Today, Village Media owns 11 online publications across Ontario, ranging in communities of 10,000 people to those of 150,000 people. They are exclusive digital partners with 11 other digital publications. His experience has convinced him that local, digital journalism is both sustainable and profitable.

“If you look at our markets, every one of them, we cover council,” Elgie says, “There’s endless stories that come out of the importance of that especially if council were to be left uncovered by any form of media.”

Once the sites in the several markets Village Media is in mature, they will do what traditional newspapers once did in small and mid-size markets; really bring together a community.

Simply put, Village Media doesn’t believe in print — the business model of it that is. “We think that the more people we can reach then the more impact we can make on a local community … The more localized audience we can reach in the most effective way, then the more value we can bring to local businesses as advertisers.”

When asked about those who can’t get online, Elgie says access to the internet is a “non-issue.” “What we statistically know is that we reach more people in our markets than will ever subscribe to a local daily newspaper,” Elgie says. “I’m a big believer that digital reaches way more people than print can.”

Despite being at the height of the digital age and with access to information supposedly at our fingertips, a 2016 Statistics Canada report shows the number of Canadians who follow the news on a daily basis has dropped from 68% in 2003 to 60% in 2013.

The industry is quickly changing and becoming more precarious. Layoffs and buyouts are taking place at unprecedented rates. With a changing industry comes changing business models, and the future relies on innovation.
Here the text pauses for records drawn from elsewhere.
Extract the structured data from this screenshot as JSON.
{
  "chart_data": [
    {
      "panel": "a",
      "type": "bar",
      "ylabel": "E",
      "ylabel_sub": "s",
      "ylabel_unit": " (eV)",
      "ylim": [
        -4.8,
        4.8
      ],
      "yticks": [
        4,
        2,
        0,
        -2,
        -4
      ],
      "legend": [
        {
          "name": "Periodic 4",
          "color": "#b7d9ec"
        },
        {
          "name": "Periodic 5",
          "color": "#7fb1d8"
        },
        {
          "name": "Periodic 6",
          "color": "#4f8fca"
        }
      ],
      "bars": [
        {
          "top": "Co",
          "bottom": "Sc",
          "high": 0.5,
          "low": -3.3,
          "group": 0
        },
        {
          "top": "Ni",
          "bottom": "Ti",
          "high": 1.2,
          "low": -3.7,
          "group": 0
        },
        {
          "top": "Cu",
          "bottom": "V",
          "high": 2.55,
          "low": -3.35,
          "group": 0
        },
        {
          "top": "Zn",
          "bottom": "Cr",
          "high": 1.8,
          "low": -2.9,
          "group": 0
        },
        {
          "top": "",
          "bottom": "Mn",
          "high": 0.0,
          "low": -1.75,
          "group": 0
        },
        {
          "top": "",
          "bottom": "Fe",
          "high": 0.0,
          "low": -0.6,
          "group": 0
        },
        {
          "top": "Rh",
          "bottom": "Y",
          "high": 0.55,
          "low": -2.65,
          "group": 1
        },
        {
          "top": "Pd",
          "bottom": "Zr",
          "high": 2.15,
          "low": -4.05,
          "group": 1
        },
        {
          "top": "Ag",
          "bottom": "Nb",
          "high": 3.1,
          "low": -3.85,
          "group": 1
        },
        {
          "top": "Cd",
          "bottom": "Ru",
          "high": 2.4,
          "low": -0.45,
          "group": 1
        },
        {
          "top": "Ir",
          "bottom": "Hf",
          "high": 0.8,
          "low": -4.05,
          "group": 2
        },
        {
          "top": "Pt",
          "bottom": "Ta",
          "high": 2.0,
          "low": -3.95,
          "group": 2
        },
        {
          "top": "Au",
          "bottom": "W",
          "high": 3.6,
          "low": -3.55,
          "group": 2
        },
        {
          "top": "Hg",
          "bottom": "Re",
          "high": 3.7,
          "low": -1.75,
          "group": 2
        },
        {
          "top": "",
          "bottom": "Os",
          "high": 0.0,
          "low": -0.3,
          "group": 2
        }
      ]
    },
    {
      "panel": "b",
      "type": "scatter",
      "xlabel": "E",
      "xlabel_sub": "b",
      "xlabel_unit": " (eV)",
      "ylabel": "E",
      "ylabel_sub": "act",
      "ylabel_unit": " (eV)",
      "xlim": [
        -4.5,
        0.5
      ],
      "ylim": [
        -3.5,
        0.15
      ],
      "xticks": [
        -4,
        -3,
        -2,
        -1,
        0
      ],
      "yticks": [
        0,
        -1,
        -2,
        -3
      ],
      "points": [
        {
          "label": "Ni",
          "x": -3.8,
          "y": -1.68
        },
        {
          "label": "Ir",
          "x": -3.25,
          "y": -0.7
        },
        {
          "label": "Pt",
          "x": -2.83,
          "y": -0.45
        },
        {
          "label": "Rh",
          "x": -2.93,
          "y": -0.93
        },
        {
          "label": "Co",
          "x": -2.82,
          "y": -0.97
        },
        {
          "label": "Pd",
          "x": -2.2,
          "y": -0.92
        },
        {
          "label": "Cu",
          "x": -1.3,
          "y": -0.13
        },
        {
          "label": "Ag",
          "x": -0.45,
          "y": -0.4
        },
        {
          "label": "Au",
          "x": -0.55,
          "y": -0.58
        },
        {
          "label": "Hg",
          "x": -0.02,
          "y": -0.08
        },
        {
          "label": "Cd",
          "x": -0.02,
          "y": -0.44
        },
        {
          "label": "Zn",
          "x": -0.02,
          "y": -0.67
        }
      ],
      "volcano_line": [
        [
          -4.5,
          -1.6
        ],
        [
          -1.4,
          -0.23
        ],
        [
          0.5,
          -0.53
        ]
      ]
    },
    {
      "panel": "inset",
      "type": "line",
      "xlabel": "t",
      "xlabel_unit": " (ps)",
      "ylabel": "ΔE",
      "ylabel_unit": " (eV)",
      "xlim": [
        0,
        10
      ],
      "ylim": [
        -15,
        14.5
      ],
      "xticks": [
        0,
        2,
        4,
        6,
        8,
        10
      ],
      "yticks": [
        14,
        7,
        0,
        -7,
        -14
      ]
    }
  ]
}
The Changing Business of Journalism and its Implications for Democracy, a report by Reuters Institute, finds the future of journalism in this digital age is smaller organizations. “They will have to take more entrepreneurial approaches to creating the financial resources available for their operations and be more innovative in terms of the news products and services they provide,” reads the report.
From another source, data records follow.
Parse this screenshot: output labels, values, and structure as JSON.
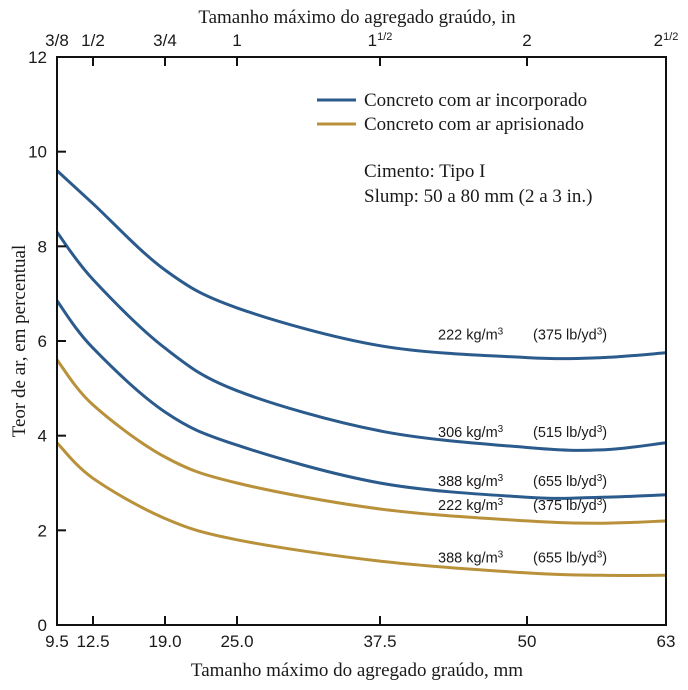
{
  "chart_data": {
    "type": "line",
    "title": "",
    "xlabel": "Tamanho máximo do agregado graúdo, mm",
    "x2label": "Tamanho máximo do agregado graúdo, in",
    "ylabel": "Teor de ar, em percentual",
    "xlim": [
      9.5,
      63
    ],
    "ylim": [
      0,
      12
    ],
    "x_ticks": [
      {
        "value": 9.5,
        "label": "9.5"
      },
      {
        "value": 12.5,
        "label": "12.5"
      },
      {
        "value": 19.0,
        "label": "19.0"
      },
      {
        "value": 25.0,
        "label": "25.0"
      },
      {
        "value": 37.5,
        "label": "37.5"
      },
      {
        "value": 50,
        "label": "50"
      },
      {
        "value": 63,
        "label": "63"
      }
    ],
    "x2_ticks": [
      {
        "value": 9.5,
        "label": "3/8"
      },
      {
        "value": 12.5,
        "label": "1/2"
      },
      {
        "value": 19.0,
        "label": "3/4"
      },
      {
        "value": 25.0,
        "label": "1"
      },
      {
        "value": 37.5,
        "label": "1",
        "frac": "1/2"
      },
      {
        "value": 50,
        "label": "2"
      },
      {
        "value": 63,
        "label": "2",
        "frac": "1/2"
      }
    ],
    "y_ticks": [
      0,
      2,
      4,
      6,
      8,
      10,
      12
    ],
    "legend": {
      "placement": "top-right",
      "items": [
        {
          "label": "Concreto com ar incorporado",
          "color": "#2b5a8c"
        },
        {
          "label": "Concreto com ar aprisionado",
          "color": "#b8913a"
        }
      ],
      "notes": [
        "Cimento: Tipo I",
        "Slump: 50 a 80 mm (2 a 3 in.)"
      ]
    },
    "series": [
      {
        "group": "air-entrained",
        "color": "#2b5a8c",
        "label_si": "222 kg/m",
        "label_us": "(375 lb/yd",
        "label_sup": "3",
        "x": [
          9.5,
          12.5,
          19.0,
          25.0,
          37.5,
          50,
          57,
          63
        ],
        "y": [
          9.6,
          8.9,
          7.5,
          6.7,
          5.9,
          5.65,
          5.65,
          5.75
        ]
      },
      {
        "group": "air-entrained",
        "color": "#2b5a8c",
        "label_si": "306 kg/m",
        "label_us": "(515 lb/yd",
        "label_sup": "3",
        "x": [
          9.5,
          12.5,
          19.0,
          25.0,
          37.5,
          50,
          57,
          63
        ],
        "y": [
          8.3,
          7.3,
          5.85,
          4.95,
          4.1,
          3.75,
          3.7,
          3.85
        ]
      },
      {
        "group": "air-entrained",
        "color": "#2b5a8c",
        "label_si": "388 kg/m",
        "label_us": "(655 lb/yd",
        "label_sup": "3",
        "x": [
          9.5,
          12.5,
          19.0,
          25.0,
          37.5,
          50,
          57,
          63
        ],
        "y": [
          6.85,
          5.85,
          4.5,
          3.8,
          3.0,
          2.7,
          2.7,
          2.75
        ]
      },
      {
        "group": "entrapped",
        "color": "#b8913a",
        "label_si": "222 kg/m",
        "label_us": "(375 lb/yd",
        "label_sup": "3",
        "x": [
          9.5,
          12.5,
          19.0,
          25.0,
          37.5,
          50,
          57,
          63
        ],
        "y": [
          5.6,
          4.65,
          3.55,
          3.0,
          2.45,
          2.2,
          2.15,
          2.2
        ]
      },
      {
        "group": "entrapped",
        "color": "#b8913a",
        "label_si": "388 kg/m",
        "label_us": "(655 lb/yd",
        "label_sup": "3",
        "x": [
          9.5,
          12.5,
          19.0,
          25.0,
          37.5,
          50,
          57,
          63
        ],
        "y": [
          3.85,
          3.1,
          2.25,
          1.8,
          1.35,
          1.1,
          1.05,
          1.05
        ]
      }
    ],
    "grid": false
  }
}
David Skok caught onto that trend when he founded The Logic in 2018; a startup attempting to tackle the industry’s problems in the face of technological disruption. The Logic is seeking to cover stories about institutions and people creating “transformational change.” Existing behind a paywall, the publication believes in a subscription-model, and is an online platform.
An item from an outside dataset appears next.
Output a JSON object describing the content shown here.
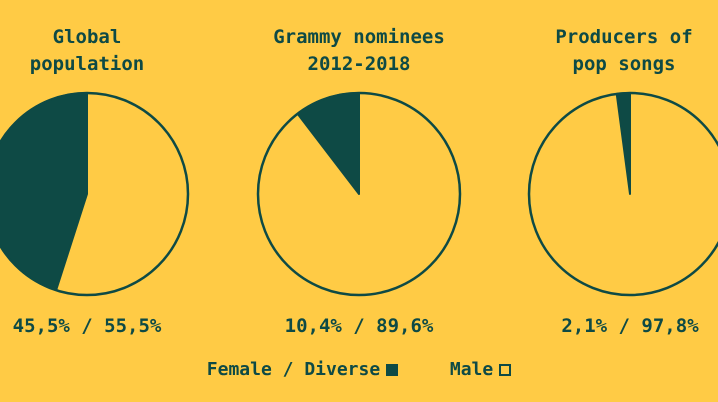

Elgie and Skok are two of many Canadian business pioneers seeking to find the solution to journalism’s problems. Others include The Tyee, The Discourse, and more. Last year, The Shattered Mirror report found that 1,000 journalism jobs were lost in Canada. Online publications are considered more profitable because they, “allow people to converse, collaborate and clash with one another, they profit from these activities.” Publications have caught on, and in an effort to save their company, they either let go of jobs, print, or most commonly, both.

According to the Local News Research Project, since 2008, 262 local news outlets have closed in Canada, with 190 communities affected by an outlet closing. Village Media seeks to fill these gaps.

Source: https://localnewsmap.geolive.ca/

In January, the internet exploded with rage and concern when over 200 Buzzfeed employees were fired in a single day. A few months before that, Postmedia announced that 11 of its print publications would publish one less day a week. In 2016, Quebec’s La Presse introduced La Press+ tablet, shuttering print publications entirely in 2018. Macleans was once Canada’s sole newsweekly magazine, but in 2016 it, too, shifted most of its production online, reducing print to once-a-month.

Online is seemingly the only solution to growing problems facing the industry. A report by The Discourse, a digital news media company, found that “the majority of outlets launching in local news markets are independent and digital.”

But what about the people who haven’t caught up yet? Democracy relies on an informed citizenry. In a democracy like Canada, access to information and expression is a right, not a privilege. Yet, from a silent minority, it remains a a privilege.